Poor "Striping" proves costly in Celtics' opening-night defeat
The last time Brad Stevens's Celtics faced Brett Brown's 76ers seven months ago, the teams combined to attempt 59 foul shots -- then another 70 on opening night ... Wow!!
Through the first 16 games of NBA 2019-20, the average team is taking just over 26 FT's per game and making just under 20 of them ... slightly higher than last season. (2018-19: 23.1 "takes" and 17.7 "makes" per game per team)
Now let's consider that teams -- both last season and in the early stages of this one -- are making about eleven-and-a-half treys per game.
So, in today's NBA, Team "Average" augments it rate of converting possessions by five or six points (I call then "Stripes") each game -- the equivalent of two or three additional conversions.
The "style" of NBA play has evolved in such a way that no team has compiled more missed free throws than successful three-pointers since the Splash Brothers were so dubbed. In other words, no team has posted a "negative" seasonal score in "Striping" for several seasons.

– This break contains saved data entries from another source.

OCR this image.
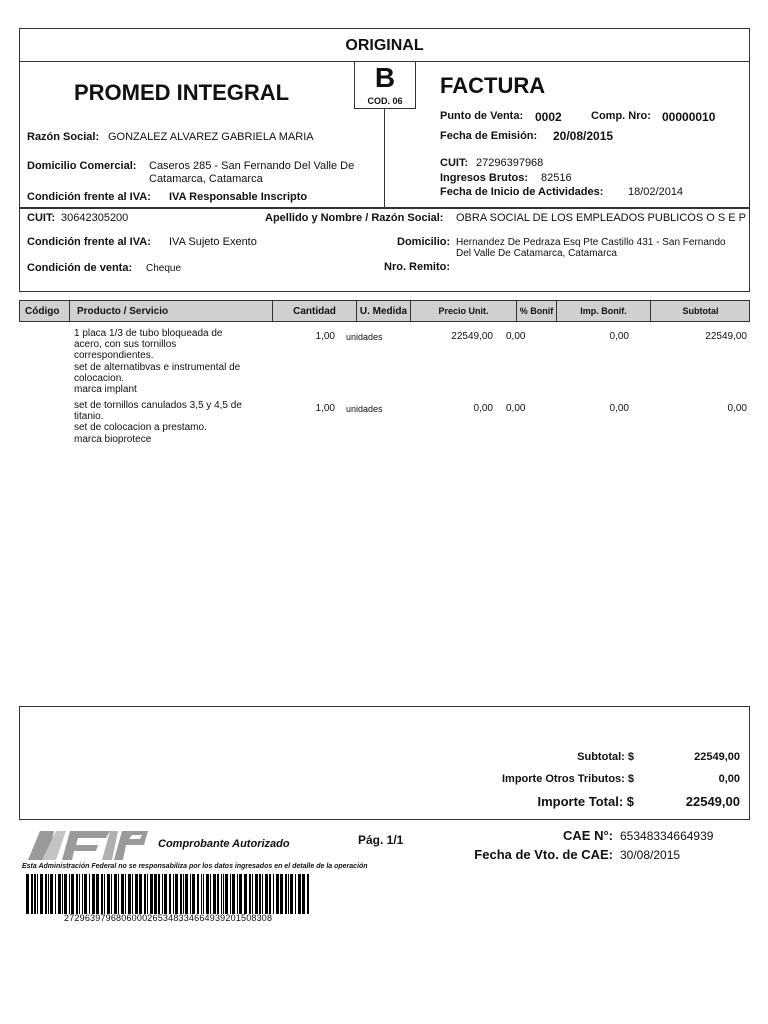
ORIGINAL
PROMED INTEGRAL	B
COD. 06
FACTURA
Punto de Venta: 0002	Comp. Nro: 00000010
Fecha de Emisión: 20/08/2015
Razón Social: GONZALEZ ALVAREZ GABRIELA MARIA
Domicilio Comercial: Caseros 285 - San Fernando Del Valle De
Catamarca, Catamarca
Condición frente al IVA: IVA Responsable Inscripto
CUIT: 27296397968
Ingresos Brutos: 82516
Fecha de Inicio de Actividades: 18/02/2014
CUIT: 30642305200	Apellido y Nombre / Razón Social: OBRA SOCIAL DE LOS EMPLEADOS PUBLICOS O S E P
Condición frente al IVA: IVA Sujeto Exento	Domicilio: Hernandez De Pedraza Esq Pte Castillo 431 - San Fernando
Del Valle De Catamarca, Catamarca
Condición de venta: Cheque	Nro. Remito:
Código Producto / Servicio	Cantidad U. Medida	Precio Unit.	% Bonif	Imp. Bonif.	Subtotal
1 placa 1/3 de tubo bloqueada de
acero, con sus tornillos
correspondientes.
set de alternatibvas e instrumental de
colocacion.
marca implant
1,00 unidades	22549,00 0,00	0,00	22549,00
set de tornillos canulados 3,5 y 4,5 de
titanio.
set de colocacion a prestamo.
marca bioprotece
1,00 unidades	0,00 0,00	0,00	0,00
Subtotal: $	22549,00
Importe Otros Tributos: $	0,00
Importe Total: $	22549,00
Comprobante Autorizado	Pág. 1/1	CAE N°: 65348334664939
Fecha de Vto. de CAE: 30/08/2015
Esta Administración Federal no se responsabiliza por los datos ingresados en el detalle de la operación
27296397968060002653483346649392015083​08
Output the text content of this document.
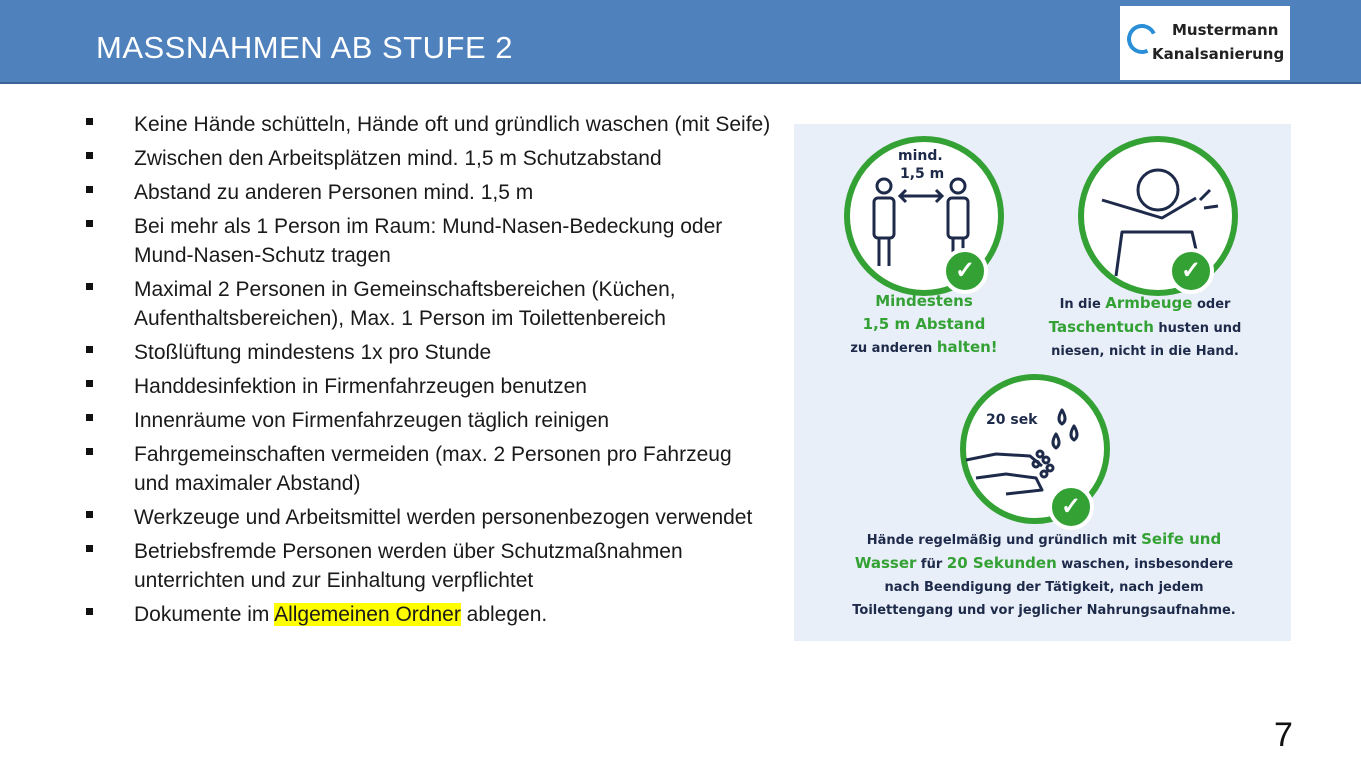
MASSNAHMEN AB STUFE 2	Mustermann
Kanalsanierung
Keine Hände schütteln, Hände oft und gründlich waschen (mit Seife)
Zwischen den Arbeitsplätzen mind. 1,5 m Schutzabstand
Abstand zu anderen Personen mind. 1,5 m
Bei mehr als 1 Person im Raum: Mund-Nasen-Bedeckung oder Mund-Nasen-Schutz tragen
Maximal 2 Personen in Gemeinschaftsbereichen (Küchen, Aufenthaltsbereichen), Max. 1 Person im Toilettenbereich
Stoßlüftung mindestens 1x pro Stunde
Handdesinfektion in Firmenfahrzeugen benutzen
Innenräume von Firmenfahrzeugen täglich reinigen
Fahrgemeinschaften vermeiden (max. 2 Personen pro Fahrzeug und maximaler Abstand)
Werkzeuge und Arbeitsmittel werden personenbezogen verwendet
Betriebsfremde Personen werden über Schutzmaßnahmen unterrichten und zur Einhaltung verpflichtet
Dokumente im Allgemeinen Ordner ablegen.
mind.
1,5 m
✓
Mindestens
1,5 m Abstand
zu anderen halten!
✓
In die Armbeuge oder
Taschentuch husten und
niesen, nicht in die Hand.
20 sek
✓
Hände regelmäßig und gründlich mit Seife und
Wasser für 20 Sekunden waschen, insbesondere
nach Beendigung der Tätigkeit, nach jedem
Toilettengang und vor jeglicher Nahrungsaufnahme.
7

But in Wednesday's rather disjointed opener, both "contenders" managed to do so.
The number of “possessions” is an accurate count, not a formula-based estimated value. For purposes of clarity, the bracketed digit following the FT% is the exact count of “conversions” represented by those FTA’s.
“Possessions” calculation: FGA’s + FT conversions + TO’s – OR’s (including Team OR’s) – FT OR’s
“Conversions” calculation: FG’s + FT conversions
“Stripes” calculation: 3FG’s – missed FTA’s
TS% = True Shooting Percentage
PPP = Points per Possession
CV% = Conversion Percentage
Abacus Revelation for the Road
Philly's Joel Embiid was assessed a "minor" flagrant foul late in Q3 -- consequently, Enes Kanter got an FT conversion and the C's got a "free" possession.
When the stats for this game are finalized, will Embiid be assessed a Turnover to account for the extra opponent possession?